Why use alternative investments?
According to a 2019 report by the All Party Parliamentary Group, the average return of traditional is expected to decline in the order of around 4% over the next decade. We therefore believe that adding alternatives to a portfolio will significantly improve the return profile.
Alternative investments can add greater diversification and therefore greater portfolio construction benefits, provide yield enhancement or higher levels of income, inflation hedging, and enhanced performance – driven by capital growth.

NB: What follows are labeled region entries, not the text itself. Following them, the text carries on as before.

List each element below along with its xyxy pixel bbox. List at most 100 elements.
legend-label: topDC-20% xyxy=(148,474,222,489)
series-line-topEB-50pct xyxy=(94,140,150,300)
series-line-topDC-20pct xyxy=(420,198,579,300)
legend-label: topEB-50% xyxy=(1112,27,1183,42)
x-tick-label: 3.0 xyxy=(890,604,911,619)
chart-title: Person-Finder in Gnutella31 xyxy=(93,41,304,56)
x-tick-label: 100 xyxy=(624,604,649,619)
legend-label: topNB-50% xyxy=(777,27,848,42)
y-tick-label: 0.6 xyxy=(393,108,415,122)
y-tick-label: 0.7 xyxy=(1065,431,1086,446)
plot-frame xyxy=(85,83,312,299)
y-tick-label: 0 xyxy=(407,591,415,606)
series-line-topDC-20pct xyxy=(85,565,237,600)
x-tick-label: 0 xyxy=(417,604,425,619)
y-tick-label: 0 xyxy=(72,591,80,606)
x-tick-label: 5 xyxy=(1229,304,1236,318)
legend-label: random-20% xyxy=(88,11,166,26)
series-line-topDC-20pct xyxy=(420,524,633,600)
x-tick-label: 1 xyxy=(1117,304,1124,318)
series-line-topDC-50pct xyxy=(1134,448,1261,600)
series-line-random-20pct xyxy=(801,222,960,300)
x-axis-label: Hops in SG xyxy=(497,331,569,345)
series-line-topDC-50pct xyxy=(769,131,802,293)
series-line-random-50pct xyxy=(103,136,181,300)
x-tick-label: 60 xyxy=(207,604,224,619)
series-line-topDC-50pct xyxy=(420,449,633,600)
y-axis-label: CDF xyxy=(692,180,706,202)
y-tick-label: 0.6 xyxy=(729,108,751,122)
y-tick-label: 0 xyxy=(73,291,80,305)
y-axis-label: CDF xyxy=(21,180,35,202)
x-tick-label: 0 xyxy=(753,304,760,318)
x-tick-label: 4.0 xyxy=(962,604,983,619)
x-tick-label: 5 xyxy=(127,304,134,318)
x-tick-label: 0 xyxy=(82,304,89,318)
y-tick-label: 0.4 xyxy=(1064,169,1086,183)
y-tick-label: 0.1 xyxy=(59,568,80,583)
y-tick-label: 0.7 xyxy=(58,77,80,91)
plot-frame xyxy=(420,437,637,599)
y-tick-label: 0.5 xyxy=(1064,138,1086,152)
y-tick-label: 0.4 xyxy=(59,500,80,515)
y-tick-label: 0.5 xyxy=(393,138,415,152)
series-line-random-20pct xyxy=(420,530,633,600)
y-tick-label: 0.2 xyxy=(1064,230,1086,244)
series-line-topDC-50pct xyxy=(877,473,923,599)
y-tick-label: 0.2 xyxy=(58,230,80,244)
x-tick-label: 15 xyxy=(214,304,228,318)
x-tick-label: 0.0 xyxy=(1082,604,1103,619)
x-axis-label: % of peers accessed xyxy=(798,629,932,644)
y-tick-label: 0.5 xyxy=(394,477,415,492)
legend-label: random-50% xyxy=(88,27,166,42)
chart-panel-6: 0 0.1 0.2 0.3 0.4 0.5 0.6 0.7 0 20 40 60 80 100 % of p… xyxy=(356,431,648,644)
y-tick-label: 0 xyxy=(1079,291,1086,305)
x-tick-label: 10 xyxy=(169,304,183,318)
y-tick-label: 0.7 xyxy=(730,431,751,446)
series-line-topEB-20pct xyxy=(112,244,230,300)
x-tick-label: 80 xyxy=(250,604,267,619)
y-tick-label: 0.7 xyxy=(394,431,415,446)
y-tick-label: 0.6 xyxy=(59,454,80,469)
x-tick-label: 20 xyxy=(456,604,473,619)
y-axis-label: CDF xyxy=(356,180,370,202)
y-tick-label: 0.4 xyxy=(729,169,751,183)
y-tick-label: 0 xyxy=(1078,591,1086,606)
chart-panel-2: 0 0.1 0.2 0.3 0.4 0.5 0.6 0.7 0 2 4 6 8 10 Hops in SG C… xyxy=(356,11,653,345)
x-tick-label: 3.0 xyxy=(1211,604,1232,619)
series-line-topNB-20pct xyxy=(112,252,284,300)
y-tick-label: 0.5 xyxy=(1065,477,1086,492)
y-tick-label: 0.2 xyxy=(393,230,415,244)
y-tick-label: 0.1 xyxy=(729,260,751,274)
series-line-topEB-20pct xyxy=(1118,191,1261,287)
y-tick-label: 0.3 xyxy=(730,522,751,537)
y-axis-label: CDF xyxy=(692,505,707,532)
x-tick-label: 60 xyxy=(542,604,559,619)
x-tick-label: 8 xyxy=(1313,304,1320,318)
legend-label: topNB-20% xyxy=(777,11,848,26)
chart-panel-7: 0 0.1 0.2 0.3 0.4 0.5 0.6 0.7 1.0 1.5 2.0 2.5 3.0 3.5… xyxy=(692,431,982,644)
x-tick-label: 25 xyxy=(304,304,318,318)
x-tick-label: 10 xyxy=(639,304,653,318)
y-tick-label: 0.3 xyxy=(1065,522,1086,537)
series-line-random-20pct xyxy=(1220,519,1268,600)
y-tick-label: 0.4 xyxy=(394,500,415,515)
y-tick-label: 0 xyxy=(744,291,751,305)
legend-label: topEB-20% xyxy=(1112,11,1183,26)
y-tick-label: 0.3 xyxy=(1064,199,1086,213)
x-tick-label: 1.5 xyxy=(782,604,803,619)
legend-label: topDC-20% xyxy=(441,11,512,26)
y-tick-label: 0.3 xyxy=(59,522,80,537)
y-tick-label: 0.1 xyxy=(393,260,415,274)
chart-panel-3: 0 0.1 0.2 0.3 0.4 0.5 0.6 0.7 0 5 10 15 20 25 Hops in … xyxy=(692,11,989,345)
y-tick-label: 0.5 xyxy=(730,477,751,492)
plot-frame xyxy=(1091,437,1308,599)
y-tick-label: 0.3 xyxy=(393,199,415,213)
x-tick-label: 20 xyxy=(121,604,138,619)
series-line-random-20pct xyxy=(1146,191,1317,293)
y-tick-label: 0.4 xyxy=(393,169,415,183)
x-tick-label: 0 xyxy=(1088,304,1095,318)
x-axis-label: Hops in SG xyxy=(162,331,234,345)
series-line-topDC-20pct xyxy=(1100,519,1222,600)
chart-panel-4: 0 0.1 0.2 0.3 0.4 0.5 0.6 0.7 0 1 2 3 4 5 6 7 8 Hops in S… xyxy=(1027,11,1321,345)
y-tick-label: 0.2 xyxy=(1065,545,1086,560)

The main alternative asset classes are:
- Private equity (enhanced performance)
- Infrastructure (inflation hedging)
- Unlisted credit / private debt (yield enhancement)
- Unlisted property
Benefits of alternative investments
As an asset class, infrastructure offers the following benefits:
- Stable and predictable returns
- Provides current income
- Low volatility
- Low correlation with other asset classes
- Partially inflation-protected
- Less exposed to economic cycles
How do alternative investments change the performance of a portfolio?
Alternative investments offer two main benefits to portfolio construction, being diversification and return enhancement.